Emil Kurbedinov è un avvocato che si occupa di diritti umani dell’Ordine centrale di Crimea nella città di Simferopol. Il 18 dicembre del 2018 una delibera della divisione del Ministero della giustizia della Federazione russa in Crimea nè ha ordinato la radiazione dall’albo.

La radiazione dall’albo è stata giustificata da recenti sanzioni amministrative emanate nei confronti di Emil Kurbedinov: nel 2017 e nel 2018 l’avvocato è stato arrestato diverse volte, posto in detenzione amministrativa e condannato perché accusato di sostenere una organizzazione “estremista”. Il motivo delle accuse è la pubblicazione sui social network di una foto di una manifestazione a Simferopol di “Hizb ut-Tahrir”, un’organizzazione bandita in Russia ma legale in Ukraina.

Secondo la legislazione russa, la radiazione dall’albo ha gravi conseguenze, nega ad un avvocato la possibilità di iscriversi ad un altro Ordine o di aprire uno studio legale; inoltre conduce, dopo 3 mesi alla perdita dello stato di avvocato.

La delibera rappresenta un’interferenza diretta nelle attività  prerogative degli ordini: secondo la legislazione russa, Il Ministro della giustizia e le sue divisioni non sono autorizzate ad intervenire nelle questioni che riguardano gli Ordini tranne per i casi relativi alla conformità delle attività degli Ordini con quelle previste dagli statuti.
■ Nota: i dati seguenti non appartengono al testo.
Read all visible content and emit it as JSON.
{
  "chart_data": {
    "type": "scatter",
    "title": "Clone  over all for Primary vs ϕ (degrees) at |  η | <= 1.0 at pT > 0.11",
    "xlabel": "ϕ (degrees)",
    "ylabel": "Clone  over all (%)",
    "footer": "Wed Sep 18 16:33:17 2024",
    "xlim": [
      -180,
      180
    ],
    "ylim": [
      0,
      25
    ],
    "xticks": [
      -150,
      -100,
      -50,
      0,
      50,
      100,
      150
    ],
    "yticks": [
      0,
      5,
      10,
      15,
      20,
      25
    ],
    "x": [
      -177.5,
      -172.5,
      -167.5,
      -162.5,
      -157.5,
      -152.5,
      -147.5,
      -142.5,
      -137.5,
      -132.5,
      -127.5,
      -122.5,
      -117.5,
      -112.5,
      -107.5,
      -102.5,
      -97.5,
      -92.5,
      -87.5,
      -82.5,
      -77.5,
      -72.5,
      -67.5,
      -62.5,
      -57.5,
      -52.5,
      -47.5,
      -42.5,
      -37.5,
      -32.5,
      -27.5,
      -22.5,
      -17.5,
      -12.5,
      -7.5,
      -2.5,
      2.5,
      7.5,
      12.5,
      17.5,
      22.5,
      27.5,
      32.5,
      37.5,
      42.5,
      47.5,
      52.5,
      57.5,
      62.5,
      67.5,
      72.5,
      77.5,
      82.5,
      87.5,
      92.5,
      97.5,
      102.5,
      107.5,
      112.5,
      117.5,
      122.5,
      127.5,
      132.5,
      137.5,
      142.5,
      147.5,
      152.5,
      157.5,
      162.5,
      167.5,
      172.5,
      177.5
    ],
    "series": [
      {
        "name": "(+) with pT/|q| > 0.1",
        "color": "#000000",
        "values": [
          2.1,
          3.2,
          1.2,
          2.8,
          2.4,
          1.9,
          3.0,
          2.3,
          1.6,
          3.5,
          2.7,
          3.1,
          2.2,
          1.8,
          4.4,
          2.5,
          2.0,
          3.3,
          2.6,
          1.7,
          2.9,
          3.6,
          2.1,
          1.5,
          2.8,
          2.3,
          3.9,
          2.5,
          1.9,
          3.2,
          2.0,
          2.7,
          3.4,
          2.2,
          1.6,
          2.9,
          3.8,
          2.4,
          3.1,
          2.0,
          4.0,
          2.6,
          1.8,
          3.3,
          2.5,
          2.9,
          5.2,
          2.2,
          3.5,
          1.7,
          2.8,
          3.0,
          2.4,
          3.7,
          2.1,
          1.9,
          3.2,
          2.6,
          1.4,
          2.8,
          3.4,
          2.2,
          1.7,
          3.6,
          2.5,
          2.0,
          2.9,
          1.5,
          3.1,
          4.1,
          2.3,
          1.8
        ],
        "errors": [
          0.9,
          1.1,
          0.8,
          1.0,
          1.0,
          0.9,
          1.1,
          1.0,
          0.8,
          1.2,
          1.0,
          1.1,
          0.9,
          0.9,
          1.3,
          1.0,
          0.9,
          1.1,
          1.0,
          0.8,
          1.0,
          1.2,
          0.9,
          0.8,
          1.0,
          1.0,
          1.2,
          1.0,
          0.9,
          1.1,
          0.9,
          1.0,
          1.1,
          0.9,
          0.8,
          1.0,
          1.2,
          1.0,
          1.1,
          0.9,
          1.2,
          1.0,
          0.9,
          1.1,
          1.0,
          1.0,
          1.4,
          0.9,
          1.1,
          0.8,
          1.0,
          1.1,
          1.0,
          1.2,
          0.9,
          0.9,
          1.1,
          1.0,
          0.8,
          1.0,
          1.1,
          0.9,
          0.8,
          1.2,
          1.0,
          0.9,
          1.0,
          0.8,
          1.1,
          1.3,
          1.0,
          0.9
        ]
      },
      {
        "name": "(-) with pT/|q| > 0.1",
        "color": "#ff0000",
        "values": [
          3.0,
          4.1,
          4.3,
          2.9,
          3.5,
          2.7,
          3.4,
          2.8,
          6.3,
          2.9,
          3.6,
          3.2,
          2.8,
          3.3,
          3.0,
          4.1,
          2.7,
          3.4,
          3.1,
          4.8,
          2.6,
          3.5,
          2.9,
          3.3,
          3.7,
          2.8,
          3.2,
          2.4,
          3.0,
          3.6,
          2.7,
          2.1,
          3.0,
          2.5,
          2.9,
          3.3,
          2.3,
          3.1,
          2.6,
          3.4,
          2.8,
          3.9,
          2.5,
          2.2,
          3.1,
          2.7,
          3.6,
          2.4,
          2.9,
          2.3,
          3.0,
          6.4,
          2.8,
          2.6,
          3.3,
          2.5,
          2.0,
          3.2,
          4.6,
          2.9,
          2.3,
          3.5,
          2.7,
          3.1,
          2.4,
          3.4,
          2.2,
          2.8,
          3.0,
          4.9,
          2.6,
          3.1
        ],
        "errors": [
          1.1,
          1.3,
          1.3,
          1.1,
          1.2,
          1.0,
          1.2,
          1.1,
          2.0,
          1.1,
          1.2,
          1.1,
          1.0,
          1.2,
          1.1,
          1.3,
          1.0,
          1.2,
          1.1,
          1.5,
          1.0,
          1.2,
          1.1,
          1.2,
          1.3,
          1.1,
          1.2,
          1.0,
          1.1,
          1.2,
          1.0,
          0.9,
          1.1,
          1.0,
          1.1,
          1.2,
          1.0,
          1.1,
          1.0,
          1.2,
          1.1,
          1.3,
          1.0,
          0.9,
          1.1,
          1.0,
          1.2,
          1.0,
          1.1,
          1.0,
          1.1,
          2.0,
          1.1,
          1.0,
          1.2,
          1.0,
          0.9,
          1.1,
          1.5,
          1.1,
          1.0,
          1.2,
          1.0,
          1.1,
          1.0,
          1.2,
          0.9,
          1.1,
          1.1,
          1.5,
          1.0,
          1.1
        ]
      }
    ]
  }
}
Le sanzioni amministrative adottate contro un avvocato non possono, in nessun caso, essere adottate dall’esecutivo.

La Direttiva costituisce una violazione dei principi fondamentali delle Nazioni Unite sul ruolo degli avvocati (1990) , secondo cui “ i procedimenti disciplinari contro gli avvocati devono essere portati di fronte ad una Commissione disciplinare imparziale creata dall’avvocatura, di fronte una autorità statutaria indipendente, o di fronte ad una Corte ed hanno diritto ad un ricorso indipendente. (principio 28).

L’Osservatorio internazionale degli avvocati in pericolo (“OIAD”) è sconcertato da tale interferenza e si rivolge alle autorità russe perché rispettino sia la legislazione nazionale che i principi fondamentali sopra menzionati cancellando la delibera adottata nei confronti di Kurbedinov.

In attesa di ulteriori informazioni sulla situazione di Emil Kurbedinov, l’OIAD invita gli avvocati e la comunità internazionale a mobilizzarsi e a far riferimento alle autorità competenti per interrompere qualsiasi interferenza da parte del governo russo e di proteggere l’indipendenza degli avvocati ed il diritto alla difesa.